The Mongalla free-tailed bat (Mops demonstrator) is a species of bat in the family Molossidae. It is found in Burkina Faso, Cameroon, Democratic Republic of the Congo, Ivory Coast, Ghana, Kenya, Mali, Sudan, and Uganda. Its natural habitats are dry savanna, moist savanna, and subtropical or tropical seasonally wet or flooded lowland grassland.

== Taxonomy and systematics ==
The Mongalla free-tailed bat was first described as Nyctinomus demonstrator by the British mammalogist Oldfield Thomas in 1903 on the basis of an adult male specimen collected from Mongalla, South Sudan. It was moved to the genus Tadarida in 1914 when Nyctinomus was lumped with the former by Marcus Ward Lyon Jr. In 1983, Patricia Freeman raised Mops from a subgenus within Tadarida to a full genus and included the Mongalla free-tailed bat within it. The species is also called the Mongalla mops bat and Mongallan mops bat. It has no recognized subspecies.

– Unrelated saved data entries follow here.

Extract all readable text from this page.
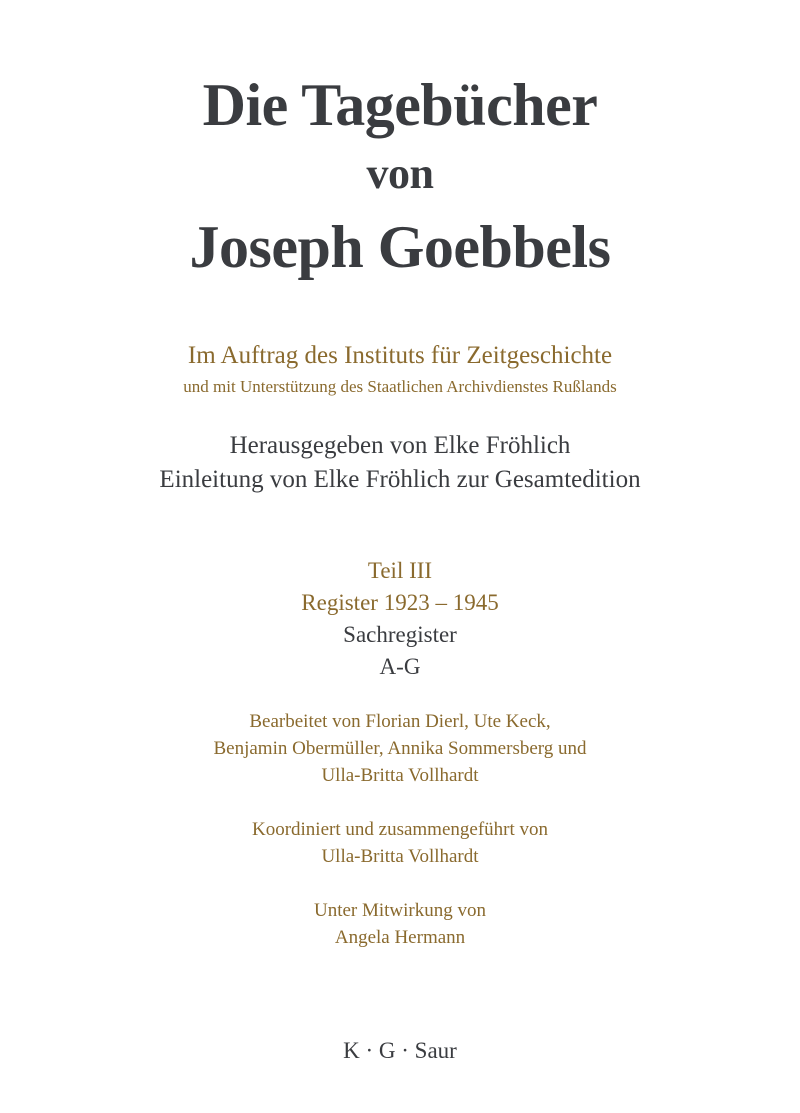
Die Tagebücher

von

Joseph Goebbels

Im Auftrag des Instituts für Zeitgeschichte

und mit Unterstützung des Staatlichen Archivdienstes Rußlands

Herausgegeben von Elke Fröhlich

Einleitung von Elke Fröhlich zur Gesamtedition

Teil III

Register 1923 – 1945

Sachregister

A-G

Bearbeitet von Florian Dierl, Ute Keck,

Benjamin Obermüller, Annika Sommersberg und

Ulla-Britta Vollhardt

Koordiniert und zusammengeführt von

Ulla-Britta Vollhardt

Unter Mitwirkung von

Angela Hermann

K · G · Saur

Within its genus, the Mongalla free-tailed bat is placed in the subgenus Mops. Within the genus, it is most closely related to the white-bellied free-tailed bat, which has sometimes been treated as a subspecies of the present species. Its relationship to other species in the genus are unclear, with a 2015 morphological study by Renato Gregorin and Andrea Cirranello finding relationships within Mops to be uncertain.

== Status ==
The Mongalla free-tailed bat is listed as being of least concern by the International Union for Conservation of Nature. However, its population is currently thought to be decreasing. It occurs in some protected areas, such as the Garamba National Park in the Democratic Republic of the Congo. It is threatened by habitat loss caused by the cutting of large trees it roosts in, along with desertification in the north of its range.